La Unión Europea: Entre la autonomía forzada y la fragmentación. Para la Unión Europea, este escenario es un arma de doble filo. Por un lado, la retirada estratégica de Trump de la seguridad europea fuerza al Viejo Continente a asumir su propia defensa, un impulso hacia la "autonomía estratégica" largamente postergado. Por otro lado, la administración Trump no oculta su simpatía por los movimientos populistas de extrema derecha, a quienes ve como aliados para "disolver" la UE desde dentro. Sumida en divisiones internas y sin un liderazgo fuerte, la UE se enfrenta al desafío titánico de sostener a Ucrania y rearmarse sin el paraguas estadounidense, mientras ve cómo su peso geopolítico continúa diluyéndose frente al empuje de China y la agresividad de Rusia.
Un vacío de poder que acelera el mundo multipolar. La combinación de un Trump débil y un Congreso hostil no cambiaría la dirección de su política exterior, pero sí exacerbaría su carácter errático. El resultado neto es la aceleración de la transición hacia un mundo más multipolar y caótico. El orden liberal que Estados Unidos construyó tras la Segunda Guerra Mundial se resquebraja a una velocidad vertiginosa.

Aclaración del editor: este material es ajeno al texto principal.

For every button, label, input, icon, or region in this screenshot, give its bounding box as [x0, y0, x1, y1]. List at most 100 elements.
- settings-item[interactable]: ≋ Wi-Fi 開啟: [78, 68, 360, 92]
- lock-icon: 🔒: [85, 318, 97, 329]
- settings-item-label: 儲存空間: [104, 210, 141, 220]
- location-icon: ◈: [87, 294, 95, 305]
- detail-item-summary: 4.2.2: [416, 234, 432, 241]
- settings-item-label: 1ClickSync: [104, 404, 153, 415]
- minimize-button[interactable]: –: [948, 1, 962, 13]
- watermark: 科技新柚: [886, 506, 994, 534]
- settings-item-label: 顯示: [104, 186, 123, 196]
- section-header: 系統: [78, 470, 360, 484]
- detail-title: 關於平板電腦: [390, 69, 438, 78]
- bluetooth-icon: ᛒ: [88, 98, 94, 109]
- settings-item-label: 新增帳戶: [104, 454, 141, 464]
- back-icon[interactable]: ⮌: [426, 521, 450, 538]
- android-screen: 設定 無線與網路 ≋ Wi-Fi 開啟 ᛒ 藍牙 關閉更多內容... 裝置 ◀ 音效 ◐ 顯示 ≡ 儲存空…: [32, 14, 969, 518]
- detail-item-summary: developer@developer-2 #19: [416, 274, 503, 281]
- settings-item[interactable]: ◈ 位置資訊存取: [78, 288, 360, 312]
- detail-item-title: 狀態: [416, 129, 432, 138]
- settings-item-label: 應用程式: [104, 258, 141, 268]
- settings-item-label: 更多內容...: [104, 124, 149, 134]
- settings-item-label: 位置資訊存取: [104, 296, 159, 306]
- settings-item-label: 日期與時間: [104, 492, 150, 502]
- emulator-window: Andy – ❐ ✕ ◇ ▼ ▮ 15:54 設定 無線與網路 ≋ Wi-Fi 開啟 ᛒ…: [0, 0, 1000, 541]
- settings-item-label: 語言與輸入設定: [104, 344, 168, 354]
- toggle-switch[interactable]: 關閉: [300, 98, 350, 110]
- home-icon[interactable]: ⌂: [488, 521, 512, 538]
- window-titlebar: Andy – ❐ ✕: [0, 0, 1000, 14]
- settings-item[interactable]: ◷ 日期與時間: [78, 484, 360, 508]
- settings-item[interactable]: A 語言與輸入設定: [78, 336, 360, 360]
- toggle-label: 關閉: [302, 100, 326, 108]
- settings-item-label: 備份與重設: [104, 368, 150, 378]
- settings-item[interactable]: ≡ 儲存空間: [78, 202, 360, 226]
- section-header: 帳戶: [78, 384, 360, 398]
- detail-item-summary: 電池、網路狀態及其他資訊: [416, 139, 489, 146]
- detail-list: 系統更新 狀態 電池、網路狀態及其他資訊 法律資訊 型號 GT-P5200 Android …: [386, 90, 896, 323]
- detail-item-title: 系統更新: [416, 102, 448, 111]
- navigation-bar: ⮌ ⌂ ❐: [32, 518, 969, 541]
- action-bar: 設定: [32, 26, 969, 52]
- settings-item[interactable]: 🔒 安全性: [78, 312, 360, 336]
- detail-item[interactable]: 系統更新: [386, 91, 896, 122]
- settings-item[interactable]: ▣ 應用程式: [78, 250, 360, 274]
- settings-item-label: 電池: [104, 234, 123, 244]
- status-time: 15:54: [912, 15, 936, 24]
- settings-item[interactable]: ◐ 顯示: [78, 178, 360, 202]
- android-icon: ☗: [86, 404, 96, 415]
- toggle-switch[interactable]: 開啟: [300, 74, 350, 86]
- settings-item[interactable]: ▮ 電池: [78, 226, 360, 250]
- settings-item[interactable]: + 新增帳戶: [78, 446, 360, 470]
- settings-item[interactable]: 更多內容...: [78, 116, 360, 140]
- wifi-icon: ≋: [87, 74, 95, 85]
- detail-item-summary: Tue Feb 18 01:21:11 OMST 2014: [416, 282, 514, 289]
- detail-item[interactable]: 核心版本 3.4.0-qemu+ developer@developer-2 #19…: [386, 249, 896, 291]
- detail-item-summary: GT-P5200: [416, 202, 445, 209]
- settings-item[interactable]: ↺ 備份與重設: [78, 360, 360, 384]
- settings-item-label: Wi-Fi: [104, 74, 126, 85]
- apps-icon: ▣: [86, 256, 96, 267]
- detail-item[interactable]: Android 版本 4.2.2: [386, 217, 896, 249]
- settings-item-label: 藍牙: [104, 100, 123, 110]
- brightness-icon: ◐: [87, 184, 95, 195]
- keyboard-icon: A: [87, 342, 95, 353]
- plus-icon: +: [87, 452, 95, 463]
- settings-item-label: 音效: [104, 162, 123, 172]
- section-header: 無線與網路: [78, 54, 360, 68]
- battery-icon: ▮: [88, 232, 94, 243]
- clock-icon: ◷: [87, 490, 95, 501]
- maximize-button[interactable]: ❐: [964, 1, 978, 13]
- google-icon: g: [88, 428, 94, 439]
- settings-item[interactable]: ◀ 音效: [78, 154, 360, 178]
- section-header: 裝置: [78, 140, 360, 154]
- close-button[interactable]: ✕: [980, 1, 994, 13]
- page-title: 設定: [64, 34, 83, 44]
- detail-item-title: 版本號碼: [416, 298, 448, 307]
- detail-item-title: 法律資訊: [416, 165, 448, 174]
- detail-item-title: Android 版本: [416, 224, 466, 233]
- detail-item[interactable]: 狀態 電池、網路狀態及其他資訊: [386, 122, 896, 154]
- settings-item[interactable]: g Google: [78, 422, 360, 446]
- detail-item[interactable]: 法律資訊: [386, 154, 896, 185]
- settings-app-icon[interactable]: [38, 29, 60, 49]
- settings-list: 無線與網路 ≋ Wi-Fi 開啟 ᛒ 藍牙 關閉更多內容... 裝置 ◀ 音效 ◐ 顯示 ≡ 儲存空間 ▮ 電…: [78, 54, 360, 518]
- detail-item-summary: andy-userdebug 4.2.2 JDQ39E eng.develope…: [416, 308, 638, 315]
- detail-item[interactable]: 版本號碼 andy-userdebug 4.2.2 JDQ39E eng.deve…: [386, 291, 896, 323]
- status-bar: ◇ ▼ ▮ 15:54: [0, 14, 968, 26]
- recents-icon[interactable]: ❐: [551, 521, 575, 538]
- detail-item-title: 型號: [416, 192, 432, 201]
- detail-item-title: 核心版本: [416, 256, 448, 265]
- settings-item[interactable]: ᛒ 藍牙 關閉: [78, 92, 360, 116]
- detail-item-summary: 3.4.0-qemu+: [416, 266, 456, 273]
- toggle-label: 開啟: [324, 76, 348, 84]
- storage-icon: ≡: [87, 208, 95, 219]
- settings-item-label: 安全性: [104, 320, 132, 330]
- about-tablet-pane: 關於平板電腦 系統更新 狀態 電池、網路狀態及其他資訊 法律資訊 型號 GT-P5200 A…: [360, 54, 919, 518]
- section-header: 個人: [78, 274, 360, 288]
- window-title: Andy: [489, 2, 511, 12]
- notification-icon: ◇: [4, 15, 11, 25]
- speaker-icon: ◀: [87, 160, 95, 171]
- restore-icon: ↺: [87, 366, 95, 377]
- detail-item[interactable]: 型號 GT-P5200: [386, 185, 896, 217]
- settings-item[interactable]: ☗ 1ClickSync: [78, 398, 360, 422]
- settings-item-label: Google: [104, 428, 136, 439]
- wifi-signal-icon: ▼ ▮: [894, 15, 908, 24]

Los aliados tradicionales dudan de la fiabilidad del paraguas de seguridad estadounidense, mientras los adversarios perciben una oportunidad histórica para redefinir las reglas del juego global sin la supervisión de Washington.
Implicaciones económicas y estratégicas para el Sur Global. Para países como Perú y el resto de América Latina, este reordenamiento implica un entorno de alta incertidumbre. La inestabilidad política en EE.UU. golpea los mercados financieros, fortalece el dólar y encarece las importaciones, alimentando la inflación local. Estratégicamente, la región se convierte en un tablero de disputa más intenso entre China y EE.UU., donde cada nación deberá equilibrar con cuidado su relación con ambas potencias. El "Escudo de las Américas" puede ser un escudo, pero si el brazo que lo sostiene tiembla, su eficacia real se pone en duda.
Un mundo sin red de seguridad; la eventual derrota de Trump en noviembre de 2026 no es el fin de una era, sino el inicio de una etapa de transición caótica. Mientras Rusia gana influencia y China consolida su ascenso, Europa se debate entre la autonomía y la fragmentación, y EE.UU. se consume en sus propias trincheras políticas. En este nuevo tablero, las alianzas efímeras y los intereses nacionales prevalecen sobre los valores compartidos. Para la comunidad internacional, la lección es clara: el mundo se ha quedado sin una red de seguridad clara, y cada país, desde Lima hasta Bruselas, deberá navegar estas aguas turbulentas con sus propios recursos, en un entorno donde la única certeza es la incertidumbre.